Dear Ajit,
A punishment awarded to an employee carries with it a stigma so as to affect his career prospects or future employment elsewhere. Therefore, when an employee, irrespective of his status of employment, is subjected to disciplinary action and awarded some punishment by the Disciplinary Authority, naturally, he could be aggrieved about the quantum of the punishment as a disproportionate one or about the manner the disciplinary proceeding was conducted or the entire action as a measure of victimization. Therefore in such a situation, appeal against the punishment becomes a natural corollary. Appeal against the punishment awarded in a disciplinary proceedings to a workman lies with the Appellate Authority, if so provided for in the Standing Orders or Service Regulations of the organization. Otherwise he has to seek statutory remedy only.
Of course the statutory remedy of appeal against punishment awarded to a workman differs depending on the nature of punishment awarded.
If the punishment is dismissal, he can exhaust the remedy of the provision for appeal within the time-limit, if so provided for in the establishment-specific labor law applicable to his establishment. Examples are State Shops and Establishments Acts, Beedi and Cigar Workers Act,1966 etc.

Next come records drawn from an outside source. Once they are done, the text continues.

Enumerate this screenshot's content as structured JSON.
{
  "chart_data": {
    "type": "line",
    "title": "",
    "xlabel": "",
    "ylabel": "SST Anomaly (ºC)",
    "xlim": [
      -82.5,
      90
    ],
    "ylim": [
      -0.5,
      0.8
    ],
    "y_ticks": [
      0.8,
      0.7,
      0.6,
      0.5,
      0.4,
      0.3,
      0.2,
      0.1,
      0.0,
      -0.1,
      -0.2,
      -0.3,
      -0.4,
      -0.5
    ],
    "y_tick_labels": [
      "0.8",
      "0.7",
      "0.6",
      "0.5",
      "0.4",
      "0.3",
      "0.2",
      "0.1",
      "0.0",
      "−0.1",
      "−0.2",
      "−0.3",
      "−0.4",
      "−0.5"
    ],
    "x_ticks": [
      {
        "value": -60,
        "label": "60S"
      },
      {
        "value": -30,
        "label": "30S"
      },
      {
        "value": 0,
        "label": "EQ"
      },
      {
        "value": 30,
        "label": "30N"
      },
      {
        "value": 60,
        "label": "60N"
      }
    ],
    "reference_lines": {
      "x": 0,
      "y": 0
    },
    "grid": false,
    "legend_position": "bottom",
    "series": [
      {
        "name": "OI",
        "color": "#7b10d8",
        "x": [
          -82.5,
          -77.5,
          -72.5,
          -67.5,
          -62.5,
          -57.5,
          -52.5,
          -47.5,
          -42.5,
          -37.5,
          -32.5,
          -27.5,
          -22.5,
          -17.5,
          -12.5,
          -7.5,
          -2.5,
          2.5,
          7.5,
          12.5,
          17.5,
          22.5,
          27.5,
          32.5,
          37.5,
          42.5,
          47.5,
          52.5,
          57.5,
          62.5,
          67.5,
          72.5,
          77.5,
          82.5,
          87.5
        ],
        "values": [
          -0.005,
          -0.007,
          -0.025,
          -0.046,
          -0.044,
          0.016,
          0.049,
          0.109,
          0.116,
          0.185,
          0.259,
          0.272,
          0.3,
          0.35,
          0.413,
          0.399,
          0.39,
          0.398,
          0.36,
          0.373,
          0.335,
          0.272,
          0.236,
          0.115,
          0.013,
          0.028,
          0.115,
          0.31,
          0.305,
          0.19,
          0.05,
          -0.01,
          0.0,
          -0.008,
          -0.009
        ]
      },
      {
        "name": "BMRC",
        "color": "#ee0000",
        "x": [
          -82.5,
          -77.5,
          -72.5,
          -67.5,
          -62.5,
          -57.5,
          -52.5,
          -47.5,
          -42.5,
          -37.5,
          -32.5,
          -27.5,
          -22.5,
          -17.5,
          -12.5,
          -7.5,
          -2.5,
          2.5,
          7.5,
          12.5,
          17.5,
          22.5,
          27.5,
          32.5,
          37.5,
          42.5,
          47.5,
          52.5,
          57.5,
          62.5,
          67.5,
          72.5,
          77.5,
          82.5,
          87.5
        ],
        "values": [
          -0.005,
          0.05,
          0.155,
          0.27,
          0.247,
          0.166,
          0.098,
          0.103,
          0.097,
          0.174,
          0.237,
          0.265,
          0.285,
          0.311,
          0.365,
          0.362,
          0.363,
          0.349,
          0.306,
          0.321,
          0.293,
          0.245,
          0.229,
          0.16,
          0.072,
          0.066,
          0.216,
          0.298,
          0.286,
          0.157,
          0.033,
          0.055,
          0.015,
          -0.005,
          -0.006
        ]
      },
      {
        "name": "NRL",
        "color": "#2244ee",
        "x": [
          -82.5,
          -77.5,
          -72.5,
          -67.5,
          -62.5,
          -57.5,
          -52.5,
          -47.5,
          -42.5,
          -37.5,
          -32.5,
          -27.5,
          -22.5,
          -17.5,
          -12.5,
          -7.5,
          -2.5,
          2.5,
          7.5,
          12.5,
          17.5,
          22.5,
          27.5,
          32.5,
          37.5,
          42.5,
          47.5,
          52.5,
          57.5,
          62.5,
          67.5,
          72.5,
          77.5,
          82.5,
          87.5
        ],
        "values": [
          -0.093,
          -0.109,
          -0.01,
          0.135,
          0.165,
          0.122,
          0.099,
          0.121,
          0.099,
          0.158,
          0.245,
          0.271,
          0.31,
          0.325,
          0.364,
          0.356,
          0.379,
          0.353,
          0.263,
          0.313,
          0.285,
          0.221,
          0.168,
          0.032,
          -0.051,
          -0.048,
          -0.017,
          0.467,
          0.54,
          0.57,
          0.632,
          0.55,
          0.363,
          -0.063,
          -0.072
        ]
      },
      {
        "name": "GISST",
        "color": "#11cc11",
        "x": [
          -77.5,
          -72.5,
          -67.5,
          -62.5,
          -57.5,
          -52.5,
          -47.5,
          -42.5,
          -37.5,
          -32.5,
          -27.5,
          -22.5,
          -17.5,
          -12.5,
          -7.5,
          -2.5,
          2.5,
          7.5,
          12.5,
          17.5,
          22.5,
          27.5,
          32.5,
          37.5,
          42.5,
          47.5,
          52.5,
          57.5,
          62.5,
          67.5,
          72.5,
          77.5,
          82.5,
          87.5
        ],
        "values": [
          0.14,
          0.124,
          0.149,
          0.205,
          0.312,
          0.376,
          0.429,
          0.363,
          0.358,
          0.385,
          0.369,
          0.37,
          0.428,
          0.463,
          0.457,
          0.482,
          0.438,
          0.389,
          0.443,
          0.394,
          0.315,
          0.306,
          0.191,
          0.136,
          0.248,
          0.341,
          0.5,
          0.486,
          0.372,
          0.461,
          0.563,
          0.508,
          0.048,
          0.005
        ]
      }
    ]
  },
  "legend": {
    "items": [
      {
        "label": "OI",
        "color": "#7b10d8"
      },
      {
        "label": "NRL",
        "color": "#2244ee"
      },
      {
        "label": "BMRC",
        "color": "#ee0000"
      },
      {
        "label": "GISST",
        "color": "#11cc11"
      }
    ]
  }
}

Otherwise he has to raise a dispute u/s 2-A(1) of the Industrial Disputes Act,1947 within three years from the date of his dismissal, discharge, retrenchment etc., resulting in his non employment.
In respect of any other punishment like punitive suspension, stoppage of increment, demotion and the like he should approach his trade union to espouse his cause and the trade union concerned should raise a dispute u/s 2(k) of the ID Act,1947 before the area conciliation officer and if conciliation fails the dispute would be referred for adjudication.